Meta, câmbio e o pacto Nvidia
Brasil entra em agosto sob um triplo choque de realidade. A meta fiscal, tratada pelo governo como bússola, virou motivo de sarcasmo entre agentes de mercado; o câmbio recua em ritmo acelerado, aliviando parte das pressões financeiras; e, nos EUA, um acordo inédito entre a Casa Branca e a Nvidia reabre o canal de vendas de chips de IA para a China em troca de receita para o governo — uma engenharia regulatória que intriga juristas e investidores.
Meta fiscal: alvo fixo, credibilidade móvel
Depois de um 2024 “no limite”, o governo reafirmou para 2025 a meta de déficit primário zero com faixa de tolerância, e projetou superávit de 0,25% do PIB para 2026. No discurso oficial, trata-se de um compromisso inegociável. Na prática, porém, a confiança foi sendo corroída pela dependência de receitas extraordinárias, renúncias reformatadas e manobras de apuração. Daí a ironia que pegou nas mesas de operação — “a meta virou piada” — não porque o número seja impossível, mas porque o caminho para alcançá-lo ainda parece frágil: base tributária concentrada, gasto obrigatório rígido e baixa previsibilidade legislativa. Enquanto isso, o setor privado reprecifica risco: crédito mais seletivo, prazos mais curtos e prêmios mais altos para papéis longos.
Câmbio em queda: trégua que melhora o humor
O dólar caiu para a casa de R$ 5,38 em meados de agosto, o menor nível em mais de um ano, ajudado por fatores externos (apetite a risco global e expectativa de alívio monetário nas economias centrais) e internos (balança comercial robusta e percepção — ainda que contestada — de disciplina fiscal mínima). A bolsa reagiu, e o custo de hedge cambial cedeu. Para empresas importadoras, o alívio é imediato; para exportadores, exige ajuste fino de preços e proteção de margens. A volatilidade, contudo, segue elevada: qualquer ruído fiscal, surpresa inflacionária ou mudança no cenário de juros lá fora pode devolver prêmio ao dólar rapidamente.
O acordo “esquisito” com a Nvidia: precedente ou gambiarra?
Em Washington, a administração Trump negociou com Nvidia e AMD um arranjo de “liberar com contrapartida”: licenças para vender versões rebaixadas de chips de IA à China, mediante a transferência de 15% da receita dessas vendas ao Tesouro americano. O pacote inclui modelos como o H20 (Nvidia) e o MI308 (AMD) e acena, no limite, para versões modificadas de futuras gerações. É um desenho sem paralelo recente: contorna o dilema segurança-nacional versus mercado ao criar um “pedágio regulatório” — e levanta dúvidas constitucionais e legais. Também abre margem para retaliações ou substituição tecnológica acelerada do lado chinês. Para o investidor, a mensagem é dupla: o ciclo de IA continua monumental, mas a geopolítica segue no volante.

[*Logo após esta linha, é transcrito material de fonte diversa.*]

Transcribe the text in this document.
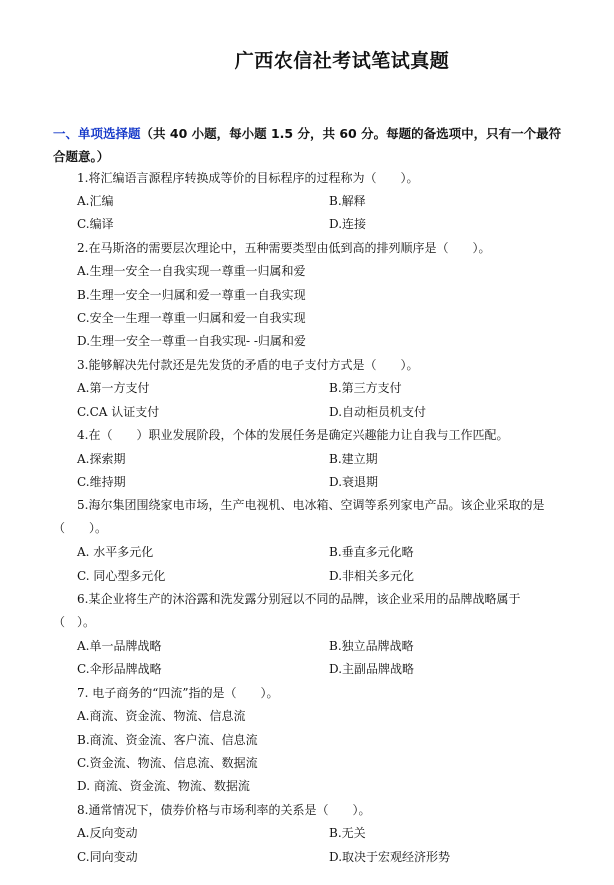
广西农信社考试笔试真题
一、单项选择题（共 40 小题，每小题 1.5 分，共 60 分。每题的备选项中，只有一个最符合题意。）
1.将汇编语言源程序转换成等价的目标程序的过程称为（　　）。
A.汇编	B.解释
C.编译	D.连接
2.在马斯洛的需要层次理论中，五种需要类型由低到高的排列顺序是（　　）。
A.生理一安全一自我实现一尊重一归属和爱
B.生理一安全一归属和爱一尊重一自我实现
C.安全一生理一尊重一归属和爱一自我实现
D.生理一安全一尊重一自我实现- -归属和爱
3.能够解决先付款还是先发货的矛盾的电子支付方式是（　　）。
A.第一方支付	B.第三方支付
C.CA 认证支付	D.自动柜员机支付
4.在（　　）职业发展阶段，个体的发展任务是确定兴趣能力让自我与工作匹配。
A.探索期	B.建立期
C.维持期	D.衰退期
5.海尔集团围绕家电市场，生产电视机、电冰箱、空调等系列家电产品。该企业采取的是（　　）。
A. 水平多元化	B.垂直多元化略
C. 同心型多元化	D.非相关多元化
6.某企业将生产的沐浴露和洗发露分别冠以不同的品牌，该企业采用的品牌战略属于（　）。
A.单一品牌战略	B.独立品牌战略
C.伞形品牌战略	D.主副品牌战略
7. 电子商务的“四流”指的是（　　）。
A.商流、资金流、物流、信息流
B.商流、资金流、客户流、信息流
C.资金流、物流、信息流、数据流
D. 商流、资金流、物流、数据流
8.通常情况下，债券价格与市场利率的关系是（　　）。
A.反向变动	B.无关
C.同向变动	D.取决于宏观经济形势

Impactos cruzados para Brasil e mercados
- Cenário fiscal — O humor melhorou com o câmbio, mas a precificação de risco soberano continuará sensível a cada relatório de arrecadação, corte de gasto obrigatório e evolução da pauta no Congresso.
- Ativos locais — Juros longos podem ganhar fôlego se o dólar permanecer comportado, mas exigem prova trimestral de meta fiscal crível.
- Tecnologia & semicondutores — A reabertura parcial de exportações para a China sustenta receitas de líderes de IA, porém sob incerteza jurídica e de compliance.
- Commodities — Real mais forte altera termos de troca e lucros setoriais; hedge e governança de capital de giro tornam-se centrais.
- Fluxos globais — Qualquer inflexão na política americana para chips (ou reação chinesa) pode reprecificar ciclos de CAPEX de nuvem, data centers e, por tabela, cadeias brasileiras expostas a tecnologia.
Como se posicionar (sem ilusões)
- Tese fiscal: privilegie crédito corporativo de emissores com geração de caixa resiliente e baixa dependência do ciclo fiscal; evite duration longa soberana sem proteção.
- Câmbio: use recuos do dólar para reequilibrar proteção em empresas importadoras; exportadores devem manter políticas de hedge dinâmicas.
- Tech global: a tese de IA segue válida, mas o risco regulatório virou variável de primeira ordem — diversificação entre segmentos (chips, infraestrutura, software de camada) reduz surpresas.
- Portfólios locais: combine bolsa defensiva (utilities, energia) com selecionados plays de valor cíclico; mantenha caixa tático para aproveitar overshoots.
- Governança: para quem depende de dólar (insumos, dívida), formalize gatilhos de hedge e cenários; improviso custa caro quando a maré vira.